Just listen to your Bible and decide for yourself.  St. Paul says “he’s run toward the goal and he’s run a good race.”  (I don’t like walking to my car!)  St. Matthew says, “If you have ears to hear.”  (What’s all this about “years.”  I don’t get it!)  He also says, “God has blessed you, because your eyes can see and your ears can hear!”  (Thirty years ago that passage might have meant something to me.)  “If you have ears, pay attention!”  ( I have ears but that’s not the problem!)  St. Mark wisely asks, “Are your eyes blind and your ears deaf?”  (Yes!  That’s what I’m trying to tell you.)

Back to Matthew, “If your hand or foot causes you to sin, chop it off and throw it away!”  (If I could feel it, I would.  Or, if I could reach it, I would.)  Matthew again, “And don’t carry a traveling bag or an extra shirt or sandals or a walking stick. Workers deserve their food.”  (Then let me starve because my cane is my new-found friend and I don’t want my “foot to slip” as the Bible says.)  Matthew once more, “A little while before morning, Jesus came walking on the water toward his disciples.”  (Water’s easy.  Try walking  down the hallway toward the dining room without stopping!)

“Stay awake for you know not the hour!” the Bible says.  (Good luck with that.  That’s the best part of my day is the slow slumber with a book in my lap. Most days I think it’s afternoon when it’s still morning.)

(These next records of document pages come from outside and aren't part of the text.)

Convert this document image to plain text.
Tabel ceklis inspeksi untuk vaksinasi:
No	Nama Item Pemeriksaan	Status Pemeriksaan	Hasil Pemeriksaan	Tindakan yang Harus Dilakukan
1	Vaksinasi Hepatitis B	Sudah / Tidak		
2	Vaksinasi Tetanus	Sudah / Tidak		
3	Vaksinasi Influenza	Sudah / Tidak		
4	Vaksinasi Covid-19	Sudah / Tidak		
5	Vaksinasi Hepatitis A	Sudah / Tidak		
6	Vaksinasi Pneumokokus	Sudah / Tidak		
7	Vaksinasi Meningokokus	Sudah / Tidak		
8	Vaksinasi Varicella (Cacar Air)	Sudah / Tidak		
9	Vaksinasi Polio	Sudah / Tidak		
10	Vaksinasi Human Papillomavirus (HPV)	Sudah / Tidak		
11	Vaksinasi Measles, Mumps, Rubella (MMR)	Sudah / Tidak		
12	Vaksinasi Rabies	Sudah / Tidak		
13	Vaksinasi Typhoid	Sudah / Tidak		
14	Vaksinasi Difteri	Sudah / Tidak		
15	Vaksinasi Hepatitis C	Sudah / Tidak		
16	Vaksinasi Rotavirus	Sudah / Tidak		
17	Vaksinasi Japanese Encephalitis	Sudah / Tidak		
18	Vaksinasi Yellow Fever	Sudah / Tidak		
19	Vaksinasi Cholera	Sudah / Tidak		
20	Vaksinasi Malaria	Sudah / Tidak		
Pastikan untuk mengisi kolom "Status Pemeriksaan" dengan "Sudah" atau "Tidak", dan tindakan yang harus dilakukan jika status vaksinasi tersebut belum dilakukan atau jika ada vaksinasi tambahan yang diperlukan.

Cut out your eye?  Life’s already done that for me regardless of my past sins.  Cut off your hand?  I knew I shouldn’t have had all those Florida vacations.  There’s no need to cut it off.

Thankfully there’s little mention of a dwindling mind since mine is frozen in the 60’s.  (Peter’s three-time denial of Jesus would have me say, “What did I say the first time?”)

Hearing can be relative when I announce that Confessions are Friday at 4:00 p.m. and there’s not a peep.  I say Friday’s Cocktail Party is cancelled and suddenly a hearing miracle occurred.  “Praise the Lord!”

Faith tells us when there’s less of you then there’s more room for God to enter our lives.  Boomers and those even far older have a lot of room for the saving and loving presence of God to fill in emptying eyes, selective hearing, wobbling legs, a slow, staggered walk but also have strong hearts for a body that is growing old but is always ready to receive the Body of Christ.